Chequamegon National Forest
We checked out of Lake Wissota SP, made a stop at the grocery store, and headed to our new camp site in the Chequamegon National Forest.
Gordy’s grocery is a local chain. Very nice — good selection of produce, meat, and beer. Pretty much all we needed. I was unable to buy unsweetened coconut and found myself chuckling over the situation. They had sweetened coconut in three brands and two package sizes, but none unsweetened. I wondered why a small store would carry such an array of similar items.
The drive to our next site was just about 90 minutes through farm fields and a few small towns. Corn is about 9-inches tall and looks as if a lot of the nitrogen has been washed out after resent rains.

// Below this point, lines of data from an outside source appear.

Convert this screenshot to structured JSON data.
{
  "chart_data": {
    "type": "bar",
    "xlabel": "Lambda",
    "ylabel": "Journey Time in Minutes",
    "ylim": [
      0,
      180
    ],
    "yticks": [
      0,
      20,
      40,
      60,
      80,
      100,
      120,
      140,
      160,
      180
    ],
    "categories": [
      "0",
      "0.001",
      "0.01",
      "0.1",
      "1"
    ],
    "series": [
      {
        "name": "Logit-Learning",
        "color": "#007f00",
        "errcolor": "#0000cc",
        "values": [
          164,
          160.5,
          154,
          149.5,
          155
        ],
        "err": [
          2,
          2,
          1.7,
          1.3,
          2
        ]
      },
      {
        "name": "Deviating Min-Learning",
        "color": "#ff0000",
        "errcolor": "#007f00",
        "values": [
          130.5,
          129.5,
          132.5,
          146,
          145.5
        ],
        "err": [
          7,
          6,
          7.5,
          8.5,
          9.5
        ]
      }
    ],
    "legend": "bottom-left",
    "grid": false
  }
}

The Chequamegon National Forest is mostly pine, birch, and maple. The campground is on the edge of the Chequamegon Water Flowage. Campsites range in price from $15 to $36 with the lakesite sites considered “premier sites” where our Interagency pass will not give us a discount. We had made a reservation for one of the premier sites, but realized it was unnecessary. There were lots of sites open on a Thursday, but our site (56) in the Hardwoods loop was fantastic – large, near the lake.
We took a walk along the lakeside trails to another loop (Rustic) and to the boat ramp. Saw some boaters on the lake, but no other campers or walkers.
We managed to cook a dinner of sausage, potatoes, eggplant and onions even though the wood is mostly very soggy. A long wet winter and lots of recent rain means little dry wood.